Toyota Mirai
A Toyota worker assembles one of the first production ready Toyota Mirai hydrogen fuel cell cars on Tuesday at the company’s Motomachi plant in Toyota City, Japan. Toyota

Toyota Motor Co. on Tuesday officially kicked off production and sale of the Mirai, the company’s hydrogen-powered four-door midsized sedan. Though its initial production targets are low, Toyota is cautiously emerging as the auto industry's biggest proponent of hydrogen-powered cars. But skeptics, including Telsa Motors CEO Elon Musk, say hydrogen has no future as a fuel source for consumer vehicles like the Mirai.

“Like the [Lexus] LFA of lore, the Mirai is hand built,” said Bertel Schmitt at the Daily Kanban blog, who attended the ceremony honoring the vehicle’s kick-off at Toyota’s Motomachi plant in Toyota City, Japan. “No assembly line, no robots. Just 13 workers assemble the Mirai, and only three cars are made each day.”

Described by plant assistant manager Mitsuyuki Suenaga as a “very inefficient process,” the production of the Mirai will move at a snail’s pace as workers learn how to assemble a hydrogen-fuel-cell car platform. Toyota says it aims to increase production of the car gradually in this training workshop from 700 vehicles this year to 4,000 by 2017.

Last month, Prime Minister Shinzo Abe was one of the first to receive a Mirai as he made bold proclamation about ushering in the “hydrogen era.” Japan is pushing the technology by reducing regulations, building fuel cell filing stations and offering subsidies of as much as $25,500 for the $61,000 vehicle. The car will go on sale in California sometime this year for $57,500, excluding the state’s fuel-cell incentive of $13,000.

Hydrogen fuel cells have been around for more than a century. They’re used in the International Space Station because they offer a reliable source of electrical power whose byproducts are simply electricity, heat and water, all things you could really use in space.

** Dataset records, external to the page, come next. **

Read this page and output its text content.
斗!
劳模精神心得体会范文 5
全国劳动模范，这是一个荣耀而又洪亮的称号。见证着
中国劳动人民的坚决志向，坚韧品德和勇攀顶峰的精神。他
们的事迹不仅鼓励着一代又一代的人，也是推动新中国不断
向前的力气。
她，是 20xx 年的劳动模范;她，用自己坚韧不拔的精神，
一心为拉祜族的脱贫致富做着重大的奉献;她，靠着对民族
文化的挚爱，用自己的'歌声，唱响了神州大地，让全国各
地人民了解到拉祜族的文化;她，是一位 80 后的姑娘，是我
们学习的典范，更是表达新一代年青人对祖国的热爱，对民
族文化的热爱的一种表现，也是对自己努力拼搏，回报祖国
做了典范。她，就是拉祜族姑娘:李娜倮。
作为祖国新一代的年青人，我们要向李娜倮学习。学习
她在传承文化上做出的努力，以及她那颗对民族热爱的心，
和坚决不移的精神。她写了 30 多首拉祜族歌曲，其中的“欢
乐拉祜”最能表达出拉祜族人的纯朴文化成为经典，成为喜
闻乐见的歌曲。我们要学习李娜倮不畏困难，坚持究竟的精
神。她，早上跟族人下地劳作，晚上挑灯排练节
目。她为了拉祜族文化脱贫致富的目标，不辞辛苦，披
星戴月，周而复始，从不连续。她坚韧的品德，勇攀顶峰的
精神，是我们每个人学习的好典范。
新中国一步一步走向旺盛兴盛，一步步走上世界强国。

But hydrogen skeptics point out nobody has really yet figured out how to produce hydrogen from renewable resources on a commercial scale. Testing in labs have yielded viable hopes of a future zero-emission source for hydrogen, but for now the element is currently harvested using natural gas and coal, though a process of electrolysis that harvests hydrogen from water. The hydrogen is then mixed with oxygen in a fuel cell stack to produce electricity that powers a car’s electric drivetrain.

Electricity on the other hand is already being produced in some parts of the world where natural resources – namely a mix of geothermal, hydro-electric, wind, solar and nuclear – allow local grids to be powered partially or fully without fossil fuels.

One of the most vocal skeptics of hydrogen is Tesla Motors CEO Elon Musk. He’s made numerous (and sometimes colorful) comments in the past about the technology.

Speaking at the at the Automotive News World Congress in Detroit last month, Musk explained in detail why he thinks hydrogen has no future in cars:

“Electrolysis is extremely inefficient as an energy process . . . if you, say, took a solar panel and use the energy from that to just charge a battery pack directly, compared to try to split water, take the hydrogen, dump the oxygen, compress the hydrogen to an extremely high pressure (or liquefy it) and then put it in a car and run a fuel-cell, it is about half the efficiency, it’s terrible. Why would you do that? It makes no sense.”

Carter Driscoll, Tesla senior analyst of investment bank MLV & Co., said in a telephone interview after Tesla’s quarterly report earlier this month that it’s no surprise the man who wants to electrify the automotive industry would be a vocal critic of hydrogen.

“You would expect Musk to make these comments about hydrogen, considering he’s selling an electric car,” he said. “His mindset has always been getting away from fossil fuels. He sees putting charging infrastructure in your garage and putting an electric storage unit in your basement. He wants to change the way energy is collected and stored in this country.”